Was it any of those thoughts that crossed your mind? ’
He wiped the tears from his face with the back of his hand. ‘I know I’ve failed you really badly. I swear to you, I’m so ashamed and sorry. I never meant to hurt you, or for any of this to happen. I don’t know what to do. It’s a total mess.’
‘It’s not a mess, Ross, it’s a cataclysmic shit-show,’ she’d screamed, and flung a cup at his head.
Looking back on it now, Amanda felt sorry for herself – that she had blindly believed things couldn’t get any worse, that her life had been ruined as much as it was possible to be ruined.
She shook her head to think of it. She’d been so na?ve.
A week later, Theo was asked to leave his school and that was it.
Her beautiful, successful London life was blown to smithereens.
And now Ruby was posting thinly veiled threats on social media.
How much time did they have before she revealed who her baby-daddy was?
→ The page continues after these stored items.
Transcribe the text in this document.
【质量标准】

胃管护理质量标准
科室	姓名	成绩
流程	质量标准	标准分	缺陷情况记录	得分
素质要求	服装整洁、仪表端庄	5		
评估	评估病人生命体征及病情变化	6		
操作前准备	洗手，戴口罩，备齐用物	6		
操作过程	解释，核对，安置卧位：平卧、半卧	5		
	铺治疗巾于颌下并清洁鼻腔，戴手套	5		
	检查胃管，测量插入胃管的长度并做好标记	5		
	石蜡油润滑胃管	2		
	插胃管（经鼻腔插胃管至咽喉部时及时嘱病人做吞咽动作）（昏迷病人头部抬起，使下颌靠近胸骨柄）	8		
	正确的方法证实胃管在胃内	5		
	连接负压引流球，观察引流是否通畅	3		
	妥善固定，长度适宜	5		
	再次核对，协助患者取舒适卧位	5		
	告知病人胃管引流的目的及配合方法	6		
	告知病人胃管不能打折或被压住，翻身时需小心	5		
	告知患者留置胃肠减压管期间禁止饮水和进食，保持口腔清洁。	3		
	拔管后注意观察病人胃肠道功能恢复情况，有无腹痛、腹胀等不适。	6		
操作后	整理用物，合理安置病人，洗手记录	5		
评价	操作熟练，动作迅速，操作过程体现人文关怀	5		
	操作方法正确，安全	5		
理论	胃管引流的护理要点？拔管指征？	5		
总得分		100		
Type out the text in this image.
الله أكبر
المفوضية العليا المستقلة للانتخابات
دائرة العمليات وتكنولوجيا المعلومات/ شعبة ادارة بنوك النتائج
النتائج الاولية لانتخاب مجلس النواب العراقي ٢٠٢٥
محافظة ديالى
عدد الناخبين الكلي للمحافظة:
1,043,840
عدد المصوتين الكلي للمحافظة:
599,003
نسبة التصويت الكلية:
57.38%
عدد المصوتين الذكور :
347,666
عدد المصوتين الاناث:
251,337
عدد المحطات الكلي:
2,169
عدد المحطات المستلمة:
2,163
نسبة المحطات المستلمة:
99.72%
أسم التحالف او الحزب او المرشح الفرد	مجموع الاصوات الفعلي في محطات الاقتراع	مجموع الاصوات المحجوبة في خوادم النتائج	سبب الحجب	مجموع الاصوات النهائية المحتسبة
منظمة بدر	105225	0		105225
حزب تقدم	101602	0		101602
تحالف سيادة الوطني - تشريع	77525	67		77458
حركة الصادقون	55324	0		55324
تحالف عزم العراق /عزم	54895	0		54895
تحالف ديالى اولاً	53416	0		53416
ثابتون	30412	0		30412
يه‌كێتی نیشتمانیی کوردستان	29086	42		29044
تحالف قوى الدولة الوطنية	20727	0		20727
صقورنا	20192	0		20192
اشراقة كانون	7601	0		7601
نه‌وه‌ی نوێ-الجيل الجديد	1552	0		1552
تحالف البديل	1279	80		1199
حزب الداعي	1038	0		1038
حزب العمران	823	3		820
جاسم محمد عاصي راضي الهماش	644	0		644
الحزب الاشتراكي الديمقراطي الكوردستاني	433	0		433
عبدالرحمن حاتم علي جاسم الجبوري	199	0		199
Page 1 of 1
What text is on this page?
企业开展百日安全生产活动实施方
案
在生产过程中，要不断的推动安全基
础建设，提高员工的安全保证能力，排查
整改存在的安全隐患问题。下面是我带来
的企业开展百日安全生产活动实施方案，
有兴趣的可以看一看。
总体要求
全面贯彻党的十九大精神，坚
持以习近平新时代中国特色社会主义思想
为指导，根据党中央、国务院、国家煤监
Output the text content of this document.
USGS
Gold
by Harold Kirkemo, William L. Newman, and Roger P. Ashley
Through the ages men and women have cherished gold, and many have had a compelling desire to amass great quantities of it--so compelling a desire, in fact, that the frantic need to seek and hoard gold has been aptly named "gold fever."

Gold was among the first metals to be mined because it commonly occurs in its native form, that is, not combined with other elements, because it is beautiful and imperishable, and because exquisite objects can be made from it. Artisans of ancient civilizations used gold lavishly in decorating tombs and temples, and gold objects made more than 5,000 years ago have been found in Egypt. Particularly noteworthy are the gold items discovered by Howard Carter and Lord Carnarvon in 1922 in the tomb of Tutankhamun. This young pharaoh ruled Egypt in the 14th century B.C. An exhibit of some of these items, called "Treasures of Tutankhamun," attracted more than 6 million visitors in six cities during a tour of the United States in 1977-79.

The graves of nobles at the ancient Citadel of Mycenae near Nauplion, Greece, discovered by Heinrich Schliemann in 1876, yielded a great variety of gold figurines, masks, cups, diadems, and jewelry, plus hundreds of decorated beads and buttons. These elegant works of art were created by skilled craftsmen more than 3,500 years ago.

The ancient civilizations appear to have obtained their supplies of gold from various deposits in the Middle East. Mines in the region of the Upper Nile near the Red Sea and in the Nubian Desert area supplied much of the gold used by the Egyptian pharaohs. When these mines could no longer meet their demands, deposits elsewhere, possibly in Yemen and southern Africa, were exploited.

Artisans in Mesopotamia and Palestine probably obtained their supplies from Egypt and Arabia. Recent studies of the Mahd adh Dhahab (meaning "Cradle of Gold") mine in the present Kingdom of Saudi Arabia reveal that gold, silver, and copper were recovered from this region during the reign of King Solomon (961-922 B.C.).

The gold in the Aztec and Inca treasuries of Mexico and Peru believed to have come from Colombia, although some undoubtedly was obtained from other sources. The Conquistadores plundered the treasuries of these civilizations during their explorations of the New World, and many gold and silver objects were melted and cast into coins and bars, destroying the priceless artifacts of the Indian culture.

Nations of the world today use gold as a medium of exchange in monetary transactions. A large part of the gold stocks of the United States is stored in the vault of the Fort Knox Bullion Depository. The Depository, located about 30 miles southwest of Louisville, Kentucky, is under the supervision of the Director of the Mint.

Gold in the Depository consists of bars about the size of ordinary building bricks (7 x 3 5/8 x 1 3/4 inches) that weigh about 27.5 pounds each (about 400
Then the whole world would know their shame.
Why had the two people Amanda loved most in the world, her husband and son, had to let her down so badly?
All she had ever done was love them, support them and care for them.
Maybe she had done too much. Maybe she had sacrificed too much.
Her whole life had been devoted to their happiness and they had flung that back in her face.
Who was she? Amanda: a failed wife, a failed mother, a failed human.
What was she without her family? Nobody.
Nothing. She did not exist outside her identity as a mother and wife.
She had no other life. Amanda had never felt so acutely alone.